Kids Fire Safety Tips

Children’s Fire Safety Tips

* Don't play with matches and lighters.  They’re not toys and should never be played with.  If you see matches or a lighter where you can reach them, don't touch them. Go tell a grown up right away.

* Ask your parents to install smoke detectors on every floor and in the sleeping areas of your home. Smoke detectors can save lives. Ask your parents to show you where each one is at in your home.

* Remind your parents to test your smoke detectors every month. Make sure everyone in your family knows what sound it makes. Teach them that this sound means danger and they must escape quickly.

* When your parents change the time on your clocks for Daylight Savings, ask them to change your smoke detector batteries. Give it fresh batteries and your smoke detector will stay awake and watch for fire while you are sleeping.

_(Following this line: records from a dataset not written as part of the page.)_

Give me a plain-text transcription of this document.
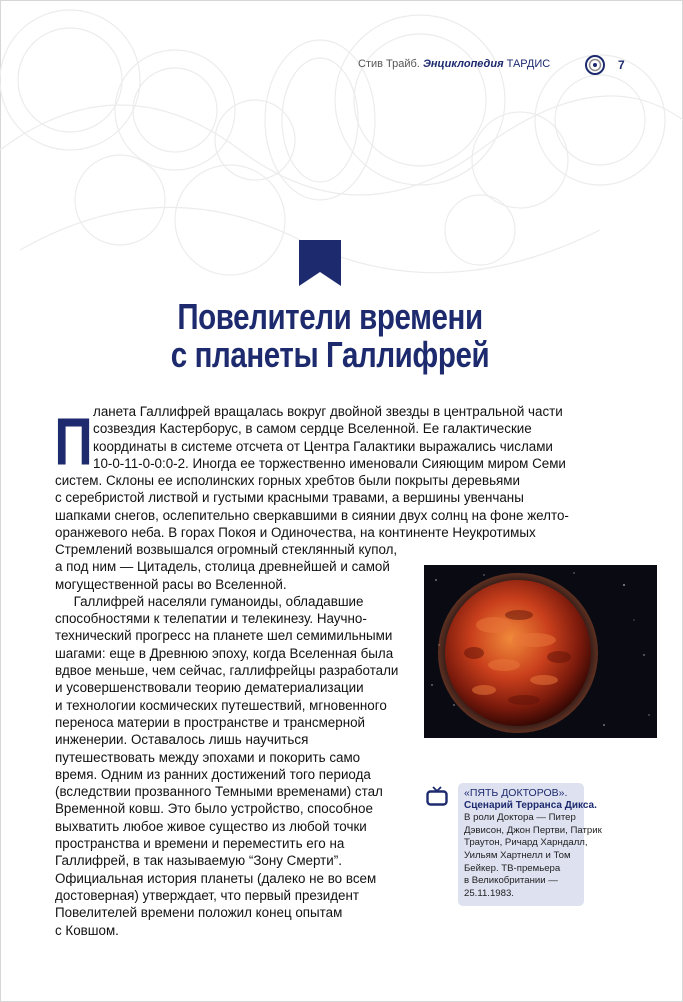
Стив Трайб. Энциклопедия ТАРДИС	7
Повелители времени
с планеты Галлифрей
П ланета Галлифрей вращалась вокруг двойной звезды в центральной части
созвездия Кастерборус, в самом сердце Вселенной. Ее галактические
координаты в системе отсчета от Центра Галактики выражались числами
10-0-11-0-0:0-2. Иногда ее торжественно именовали Сияющим миром Семи
систем. Склоны ее исполинских горных хребтов были покрыты деревьями
с серебристой листвой и густыми красными травами, а вершины увенчаны
шапками снегов, ослепительно сверкавшими в сиянии двух солнц на фоне желто-
оранжевого неба. В горах Покоя и Одиночества, на континенте Неукротимых
Стремлений возвышался огромный стеклянный купол,
а под ним — Цитадель, столица древнейшей и самой
могущественной расы во Вселенной.
Галлифрей населяли гуманоиды, обладавшие
способностями к телепатии и телекинезу. Научно-
технический прогресс на планете шел семимильными
шагами: еще в Древнюю эпоху, когда Вселенная была
вдвое меньше, чем сейчас, галлифрейцы разработали
и усовершенствовали теорию дематериализации
и технологии космических путешествий, мгновенного
переноса материи в пространстве и трансмерной
инженерии. Оставалось лишь научиться
путешествовать между эпохами и покорить само
время. Одним из ранних достижений того периода
(вследствии прозванного Темными временами) стал
Временной ковш. Это было устройство, способное
выхватить любое живое существо из любой точки
пространства и времени и переместить его на
Галлифрей, в так называемую “Зону Смерти”.
Официальная история планеты (далеко не во всем
достоверная) утверждает, что первый президент
Повелителей времени положил конец опытам
с Ковшом.
«ПЯТЬ ДОКТОРОВ».
Сценарий Терранса Дикса.
В роли Доктора — Питер
Дэвисон, Джон Пертви, Патрик
Траутон, Ричард Харндалл,
Уильям Хартнелл и Том
Бейкер. ТВ-премьера
в Великобритании —
25.11.1983.
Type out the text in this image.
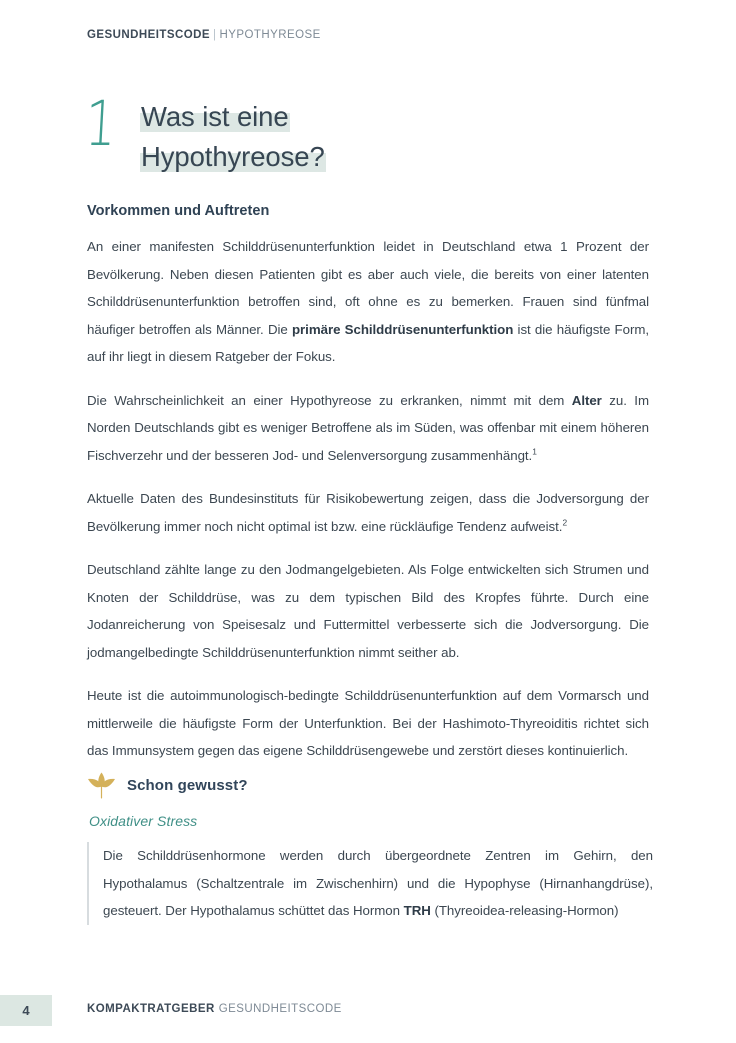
GESUNDHEITSCODE | HYPOTHYREOSE
1 Was ist eine
Hypothyreose?
Vorkommen und Auftreten

An einer manifesten Schilddrüsenunterfunktion leidet in Deutschland etwa 1 Prozent der Bevölkerung. Neben diesen Patienten gibt es aber auch viele, die bereits von einer latenten Schilddrüsenunterfunktion betroffen sind, oft ohne es zu bemerken. Frauen sind fünfmal häufiger betroffen als Männer. Die primäre Schilddrüsenunterfunktion ist die häufigste Form, auf ihr liegt in diesem Ratgeber der Fokus.

Die Wahrscheinlichkeit an einer Hypothyreose zu erkranken, nimmt mit dem Alter zu. Im Norden Deutschlands gibt es weniger Betroffene als im Süden, was offenbar mit einem höheren Fischverzehr und der besseren Jod- und Selenversorgung zusammenhängt.$^1$

Aktuelle Daten des Bundesinstituts für Risikobewertung zeigen, dass die Jodversorgung der Bevölkerung immer noch nicht optimal ist bzw. eine rückläufige Tendenz aufweist.$^2$

Deutschland zählte lange zu den Jodmangelgebieten. Als Folge entwickelten sich Strumen und Knoten der Schilddrüse, was zu dem typischen Bild des Kropfes führte. Durch eine Jodanreicherung von Speisesalz und Futtermittel verbesserte sich die Jodversorgung. Die jodmangelbedingte Schilddrüsenunterfunktion nimmt seither ab.

Heute ist die autoimmunologisch-bedingte Schilddrüsenunterfunktion auf dem Vormarsch und mittlerweile die häufigste Form der Unterfunktion. Bei der Hashimoto-Thyreoiditis richtet sich das Immunsystem gegen das eigene Schilddrüsengewebe und zerstört dieses kontinuierlich.

Schon gewusst?
Oxidativer Stress

Die Schilddrüsenhormone werden durch übergeordnete Zentren im Gehirn, den Hypothalamus (Schaltzentrale im Zwischenhirn) und die Hypophyse (Hirnanhangdrüse), gesteuert. Der Hypothalamus schüttet das Hormon TRH (Thyreoidea-releasing-Hormon)

4	KOMPAKTRATGEBER GESUNDHEITSCODE
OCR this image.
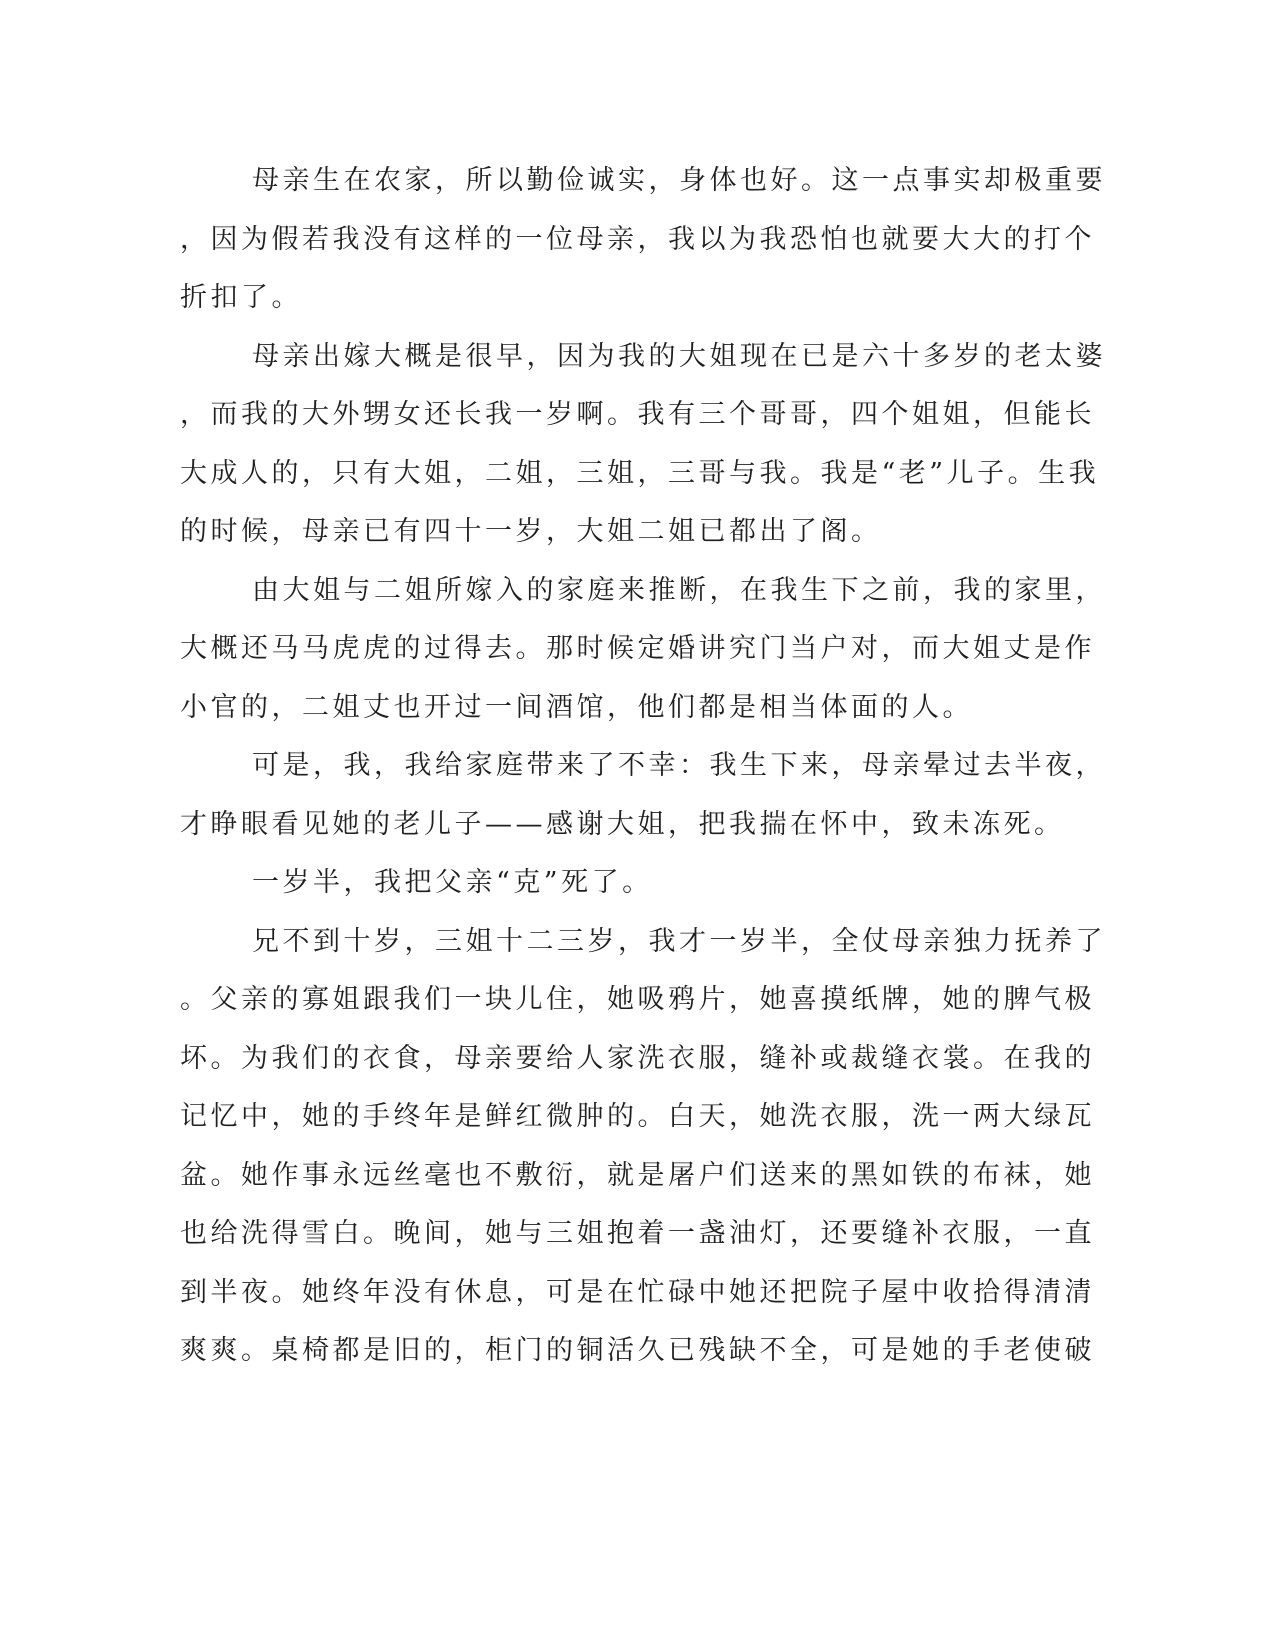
母亲生在农家，所以勤俭诚实，身体也好。这一点事实却极重要
，因为假若我没有这样的一位母亲，我以为我恐怕也就要大大的打个
折扣了。
母亲出嫁大概是很早，因为我的大姐现在已是六十多岁的老太婆
，而我的大外甥女还长我一岁啊。我有三个哥哥，四个姐姐，但能长
大成人的，只有大姐，二姐，三姐，三哥与我。我是“老”儿子。生我
的时候，母亲已有四十一岁，大姐二姐已都出了阁。
由大姐与二姐所嫁入的家庭来推断，在我生下之前，我的家里，
大概还马马虎虎的过得去。那时候定婚讲究门当户对，而大姐丈是作
小官的，二姐丈也开过一间酒馆，他们都是相当体面的人。
可是，我，我给家庭带来了不幸：我生下来，母亲晕过去半夜，
才睁眼看见她的老儿子——感谢大姐，把我揣在怀中，致未冻死。
一岁半，我把父亲“克”死了。
兄不到十岁，三姐十二三岁，我才一岁半，全仗母亲独力抚养了
。父亲的寡姐跟我们一块儿住，她吸鸦片，她喜摸纸牌，她的脾气极
坏。为我们的衣食，母亲要给人家洗衣服，缝补或裁缝衣裳。在我的
记忆中，她的手终年是鲜红微肿的。白天，她洗衣服，洗一两大绿瓦
盆。她作事永远丝毫也不敷衍，就是屠户们送来的黑如铁的布袜，她
也给洗得雪白。晚间，她与三姐抱着一盏油灯，还要缝补衣服，一直
到半夜。她终年没有休息，可是在忙碌中她还把院子屋中收拾得清清
爽爽。桌椅都是旧的，柜门的铜活久已残缺不全，可是她的手老使破
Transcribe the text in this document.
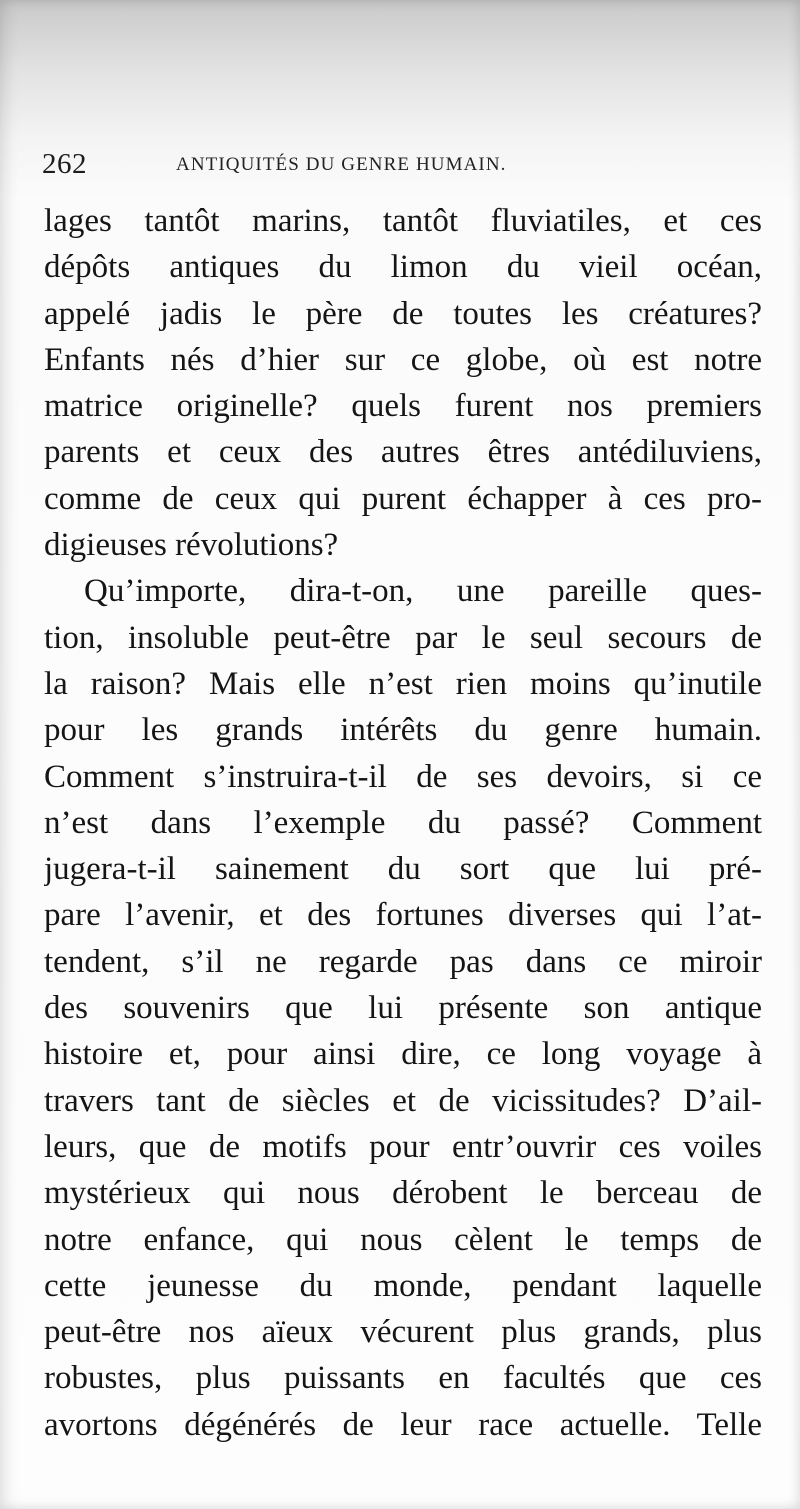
262	ANTIQUITÉS DU GENRE HUMAIN.
lages tantôt marins, tantôt fluviatiles, et ces
dépôts antiques du limon du vieil océan,
appelé jadis le père de toutes les créatures?
Enfants nés d’hier sur ce globe, où est notre
matrice originelle? quels furent nos premiers
parents et ceux des autres êtres antédiluviens,
comme de ceux qui purent échapper à ces pro-
digieuses révolutions?
Qu’importe, dira-t-on, une pareille ques-
tion, insoluble peut-être par le seul secours de
la raison? Mais elle n’est rien moins qu’inutile
pour les grands intérêts du genre humain.
Comment s’instruira-t-il de ses devoirs, si ce
n’est dans l’exemple du passé? Comment
jugera-t-il sainement du sort que lui pré-
pare l’avenir, et des fortunes diverses qui l’at-
tendent, s’il ne regarde pas dans ce miroir
des souvenirs que lui présente son antique
histoire et, pour ainsi dire, ce long voyage à
travers tant de siècles et de vicissitudes? D’ail-
leurs, que de motifs pour entr’ouvrir ces voiles
mystérieux qui nous dérobent le berceau de
notre enfance, qui nous cèlent le temps de
cette jeunesse du monde, pendant laquelle
peut-être nos aïeux vécurent plus grands, plus
robustes, plus puissants en facultés que ces
avortons dégénérés de leur race actuelle. Telle
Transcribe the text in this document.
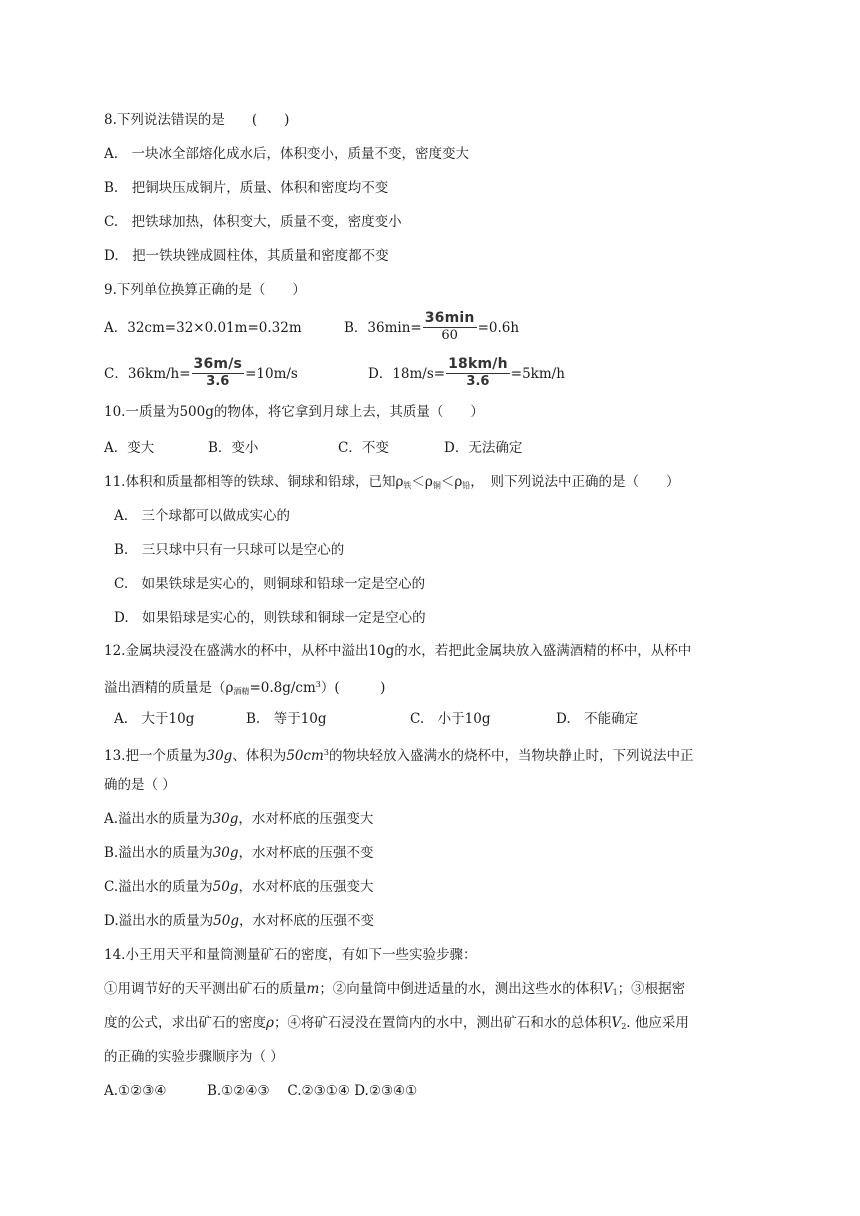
8.下列说法错误的是　　(　　)
A.　一块冰全部熔化成水后，体积变小，质量不变，密度变大
B.　把铜块压成铜片，质量、体积和密度均不变
C.　把铁球加热，体积变大，质量不变，密度变小
D.　把一铁块锉成圆柱体，其质量和密度都不变
9.下列单位换算正确的是（　　）
A．32cm=32×0.01m=0.32m	B．$36\min= \frac{36\min}{60} =0.6h$
C．$36km/h= \frac{36m/s}{3.6} =10m/s$	D．$18m/s= \frac{18km/h}{3.6} =5km/h$
10.一质量为500g的物体，将它拿到月球上去，其质量（　　）
A．变大	B．变小	C．不变	D．无法确定
11.体积和质量都相等的铁球、铜球和铅球，已知$\rho_铁<\rho_铜<\rho_铅$，　则下列说法中正确的是（　　）
A.　三个球都可以做成实心的
B.　三只球中只有一只球可以是空心的
C.　如果铁球是实心的，则铜球和铅球一定是空心的
D.　如果铅球是实心的，则铁球和铜球一定是空心的
12.金属块浸没在盛满水的杯中，从杯中溢出10g的水，若把此金属块放入盛满酒精的杯中，从杯中
溢出酒精的质量是$(\rho_{酒精}=0.8g/cm^3)$(　　　)
A.　大于10g	B.　等于10g	C.　小于10g	D.　不能确定
13.把一个质量为30g、体积为$50cm^3$的物块轻放入盛满水的烧杯中，当物块静止时，下列说法中正
确的是（ ）
A.溢出水的质量为30g，水对杯底的压强变大
B.溢出水的质量为30g，水对杯底的压强不变
C.溢出水的质量为50g，水对杯底的压强变大
D.溢出水的质量为50g，水对杯底的压强不变
14.小王用天平和量筒测量矿石的密度，有如下一些实验步骤：
①用调节好的天平测出矿石的质量m；②向量筒中倒进适量的水，测出这些水的体积$V_1$；③根据密
度的公式，求出矿石的密度ρ；④将矿石浸没在置筒内的水中，测出矿石和水的总体积$V_2$. 他应采用
的正确的实验步骤顺序为（ ）
A.①②③④　　　B.①②④③　 C.②③①④ D.②③④①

* In case of fire: DON'T HIDE, GO OUTSIDE! Fires are scary, but you should NEVER hide in closets or under beds when there is a fire.  Firefighters are your friend and won’t hurt you, even though they look and sound very different when wearing their safety equipment.

* To escape during a fire: Fall & Crawl.  When there is a fire, it is easier to breathe if you stay low while getting out. Use the back of your hand to test if a door is hot or warm before you open it. If it is hot, try to use another way out, like a window.  If smokes comes into your room when you open the door, shut it quickly and use your other exit, like your window. 

Remember - Don’t stop to look for or take anything with you, like pets or toys.  If you can’t climb out of your window easily, signal firefighters below using a flashlight or a light colored piece of clothing so they can rescue you with a ladder. 

* Make an escape plan and practice it with everyone in your family. Find two ways out of every room in case one way is blocked by fire or smoke. Practice escaping by both routes to be sure windows are not stuck and screens can be taken out quickly. Most fires happen at night and the lights in the house may not work if there’s a fire, so practice in the dark to make sure you can find your way out.

* Choose a meeting place outside, such as a big tree, a shed or the end of the driveway, so you will know that everyone has gotten out safely. NEVER go back into a burning building for any reason. If someone is missing, tell the firefighters. They have the clothing and equipment to safely rescue people.

* Know your local emergency number. Put stickers and magnets with emergency numbers on your refrigerator and on every telephone in the house. If there is a fire at your house, choose one family member to leave your meeting place and call the fire department from a neighbor’s phone.

* If your clothes catch on fire, don’t run.  Instead, you should STOP, DROP, and ROLL by stopping immediately, dropping to the ground and covering your face with your hands. Then roll over and over or back and forth to put out the fire. If someone is unable to get on the ground, use a blanket or rug to tightly wrap around the victim to smother the flames. Immediately cool the burn with cool water for 3 to 5 minutes and seek emergency medical care. 

* Don’t run or play near the stove or where grown ups are carrying or making hot foods or drinks.  This will help keep you from getting burned or hurt.  Don’t play near heaters or anything that is hot.  When you’re old enough, have your parents teach you to cook safely.

Children are particularly vulnerable to the dangers of fire, especially those under 5, who are twice as likely to die in a fire as the rest of the population. Educating children about the importance of fire safety will enable them to respond quickly and appropriately in the event of an emergency.